Among the new Z15 mainframe’s selling points are so-called data privacy passports IBM said; encryption that provides protections that move with data whether it is being transfered to an x86 server, phone, or Internet of Things device. That offering is now available in beta on the IBM z15 and LinuxONE III
The mainframe supports the following Operating Systems:
- z/OS® V2.4, 2.3, 2.2
- Linux on Z (IBM’s partners are Red Hat, Canonical and SUSE)
- z/VM® 7.1 ,6.4
- z/VSE® V6.2
- z/TPF 1.1
- KVM hypervisor for IBM Z (offered by Linux distribution partners)
Oliver Presland, VP, global product management at Ensono said in an emailed comment: “For a long time, commentators have predicted the demise of the mainframe, but we actually see our enterprise clients are continuing to embrace them as part of a hybrid approach to infrastructure.

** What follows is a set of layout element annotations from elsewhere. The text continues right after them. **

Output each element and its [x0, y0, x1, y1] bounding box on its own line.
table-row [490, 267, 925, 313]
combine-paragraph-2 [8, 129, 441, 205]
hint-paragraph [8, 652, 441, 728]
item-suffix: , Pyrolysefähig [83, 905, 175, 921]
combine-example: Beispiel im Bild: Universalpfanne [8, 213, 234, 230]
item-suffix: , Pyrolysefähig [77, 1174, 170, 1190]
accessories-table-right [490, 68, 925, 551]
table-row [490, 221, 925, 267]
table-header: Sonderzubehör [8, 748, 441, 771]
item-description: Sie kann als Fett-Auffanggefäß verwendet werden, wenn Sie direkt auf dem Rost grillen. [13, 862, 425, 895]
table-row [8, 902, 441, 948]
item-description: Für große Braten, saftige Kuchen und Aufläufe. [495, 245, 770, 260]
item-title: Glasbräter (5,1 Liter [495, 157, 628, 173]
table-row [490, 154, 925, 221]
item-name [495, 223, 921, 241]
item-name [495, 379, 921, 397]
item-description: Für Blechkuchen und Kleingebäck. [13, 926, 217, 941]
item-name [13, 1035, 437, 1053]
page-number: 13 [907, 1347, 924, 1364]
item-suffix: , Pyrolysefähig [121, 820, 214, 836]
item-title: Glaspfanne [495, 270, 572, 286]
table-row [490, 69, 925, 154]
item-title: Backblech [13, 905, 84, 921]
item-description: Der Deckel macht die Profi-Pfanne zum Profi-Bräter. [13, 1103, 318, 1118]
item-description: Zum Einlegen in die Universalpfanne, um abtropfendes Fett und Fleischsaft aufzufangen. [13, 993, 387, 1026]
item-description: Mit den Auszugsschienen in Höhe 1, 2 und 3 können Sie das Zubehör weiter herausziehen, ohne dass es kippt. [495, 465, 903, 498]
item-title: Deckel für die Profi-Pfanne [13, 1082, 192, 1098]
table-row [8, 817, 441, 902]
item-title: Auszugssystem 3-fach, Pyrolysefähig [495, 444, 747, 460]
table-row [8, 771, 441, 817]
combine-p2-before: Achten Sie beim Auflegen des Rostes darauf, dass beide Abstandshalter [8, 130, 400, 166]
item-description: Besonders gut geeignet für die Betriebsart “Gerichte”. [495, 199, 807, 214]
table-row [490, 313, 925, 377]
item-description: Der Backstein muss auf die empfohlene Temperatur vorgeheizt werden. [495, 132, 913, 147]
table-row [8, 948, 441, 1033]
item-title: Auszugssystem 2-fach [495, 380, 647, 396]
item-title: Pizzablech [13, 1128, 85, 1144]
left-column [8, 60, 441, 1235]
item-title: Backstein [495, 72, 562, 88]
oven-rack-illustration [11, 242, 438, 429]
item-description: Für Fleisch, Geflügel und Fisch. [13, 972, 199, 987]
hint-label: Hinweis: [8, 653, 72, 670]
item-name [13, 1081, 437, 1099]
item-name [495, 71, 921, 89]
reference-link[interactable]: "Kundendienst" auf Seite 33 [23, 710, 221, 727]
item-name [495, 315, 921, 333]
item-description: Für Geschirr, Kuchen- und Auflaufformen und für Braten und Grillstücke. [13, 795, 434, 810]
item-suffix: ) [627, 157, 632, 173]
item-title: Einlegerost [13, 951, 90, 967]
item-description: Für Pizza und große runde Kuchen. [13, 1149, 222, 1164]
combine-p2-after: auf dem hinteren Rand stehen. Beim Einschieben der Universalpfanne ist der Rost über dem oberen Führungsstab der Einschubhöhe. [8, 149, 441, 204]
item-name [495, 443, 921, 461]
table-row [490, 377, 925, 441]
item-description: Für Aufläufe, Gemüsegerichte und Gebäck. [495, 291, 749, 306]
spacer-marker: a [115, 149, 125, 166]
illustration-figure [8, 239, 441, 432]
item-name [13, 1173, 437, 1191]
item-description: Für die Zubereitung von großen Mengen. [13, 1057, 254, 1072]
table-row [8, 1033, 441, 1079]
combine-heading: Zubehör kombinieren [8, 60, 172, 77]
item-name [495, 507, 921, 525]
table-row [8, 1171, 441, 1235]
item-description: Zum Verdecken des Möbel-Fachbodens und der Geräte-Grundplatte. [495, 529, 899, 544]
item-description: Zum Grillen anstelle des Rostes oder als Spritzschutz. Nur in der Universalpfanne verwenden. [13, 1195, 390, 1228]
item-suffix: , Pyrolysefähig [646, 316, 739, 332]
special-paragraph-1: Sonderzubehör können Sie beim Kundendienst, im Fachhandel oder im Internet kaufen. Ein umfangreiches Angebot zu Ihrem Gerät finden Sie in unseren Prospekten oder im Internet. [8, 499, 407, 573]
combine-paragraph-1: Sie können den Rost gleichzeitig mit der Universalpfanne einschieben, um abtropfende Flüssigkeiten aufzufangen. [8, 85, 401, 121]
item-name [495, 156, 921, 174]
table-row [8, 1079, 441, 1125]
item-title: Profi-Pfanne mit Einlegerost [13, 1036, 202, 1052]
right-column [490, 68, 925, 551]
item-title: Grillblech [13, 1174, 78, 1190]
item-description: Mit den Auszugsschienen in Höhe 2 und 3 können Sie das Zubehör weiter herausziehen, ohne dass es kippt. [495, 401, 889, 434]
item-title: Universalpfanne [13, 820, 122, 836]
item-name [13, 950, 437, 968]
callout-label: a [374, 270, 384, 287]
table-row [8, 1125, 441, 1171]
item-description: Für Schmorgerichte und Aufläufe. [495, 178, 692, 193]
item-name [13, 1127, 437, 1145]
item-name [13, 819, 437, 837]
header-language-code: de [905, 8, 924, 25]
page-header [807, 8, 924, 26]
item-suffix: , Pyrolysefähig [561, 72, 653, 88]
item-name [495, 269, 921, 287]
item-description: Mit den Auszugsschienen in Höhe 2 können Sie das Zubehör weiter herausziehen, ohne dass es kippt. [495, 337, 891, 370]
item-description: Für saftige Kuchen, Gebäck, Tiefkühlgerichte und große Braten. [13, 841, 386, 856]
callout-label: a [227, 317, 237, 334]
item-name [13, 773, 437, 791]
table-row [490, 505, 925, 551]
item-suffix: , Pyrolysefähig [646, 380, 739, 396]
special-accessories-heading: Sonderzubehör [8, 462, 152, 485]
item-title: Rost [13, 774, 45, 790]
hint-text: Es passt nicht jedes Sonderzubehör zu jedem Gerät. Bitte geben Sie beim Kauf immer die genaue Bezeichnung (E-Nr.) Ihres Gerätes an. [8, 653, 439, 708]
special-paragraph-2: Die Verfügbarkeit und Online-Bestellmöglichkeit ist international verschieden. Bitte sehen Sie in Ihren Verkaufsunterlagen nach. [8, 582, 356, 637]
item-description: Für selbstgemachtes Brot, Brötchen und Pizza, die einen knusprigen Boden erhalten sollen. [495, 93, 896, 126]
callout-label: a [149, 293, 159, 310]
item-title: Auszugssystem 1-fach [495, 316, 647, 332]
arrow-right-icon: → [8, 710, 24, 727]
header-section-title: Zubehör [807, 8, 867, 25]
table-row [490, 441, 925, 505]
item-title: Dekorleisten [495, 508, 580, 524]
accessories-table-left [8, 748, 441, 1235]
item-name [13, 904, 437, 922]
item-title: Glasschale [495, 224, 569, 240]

It’s not hard to see why.
“Everything that mainframe is renowned for, from security to reliability, versatility to performance – makes them as relevant today as they have ever been… IDC reports global spending on mainframes was $3.57 billion in 2017, and it expects the market will still command $2.8 billion in spending annually by 2022.”
IBM hopes to woo those wary of a mainframe skills shortage and being locked into z/OS-based applications by integrating Red Hat OpenShift tooling. The company says this will mean cloud developers can deploy z/OS applications using OpenShift with no special Z skills required, as it continues a drive to containerise growing swathes of IBM software.